Updated: Apr 21
The U.S. Small Business Association (“SBA”) created the $349 billion emergency Paycheck Protection Program (“PPP”), as described under the Coronavirus Aid, Relief, and Economic Security (“CARES") Act, to provide economic relief to small business impacted by COVID-19. The programs intention is to incentivize small businesses with fewer than 500 employees to keep their workers on payroll. However, it appears that some large publicly traded corporations have become eligible for the loan by not employing over 500 employees at a single location.

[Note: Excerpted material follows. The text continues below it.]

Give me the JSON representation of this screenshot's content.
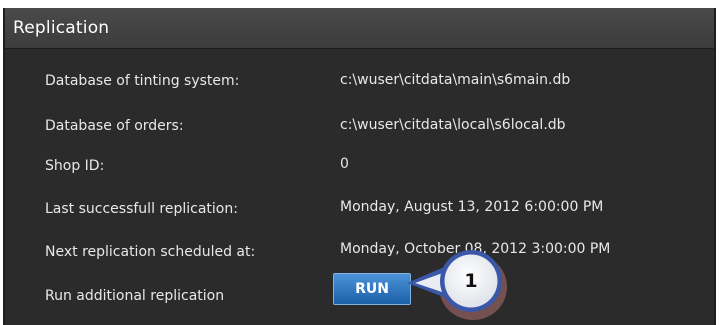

Shake Shack is the largest publicly traded company to receive a loan under the program with a market capitalization of $1.6 billion and well over 7,000 employees. They became eligible for the program because they do not employ over 500 people at a single location. The $10 million loan that they received through the program was the maximum amount allotted. Shake Shack promises to return the loan, due to having $112 million of cash on hand and recently selling another $150 million worth of stock.
As Congress and the Trump Administration work to replenish the funding for another round of PPP loans, it will be interesting to see if there will be stricter stipulations on who will be eligible. If the true intention of the program is to supply small business with economic relief, then a more stringent application process is necessary.
Budletter will continue to monitor the situation as it further develops.
Raffi Garnighian is a published author and Colorado and New York licensed attorney at Wysocki Law Group, P.C. Mitchell Steeves is a law student at the University of Colorado School of Law and assisted in the publication of this article.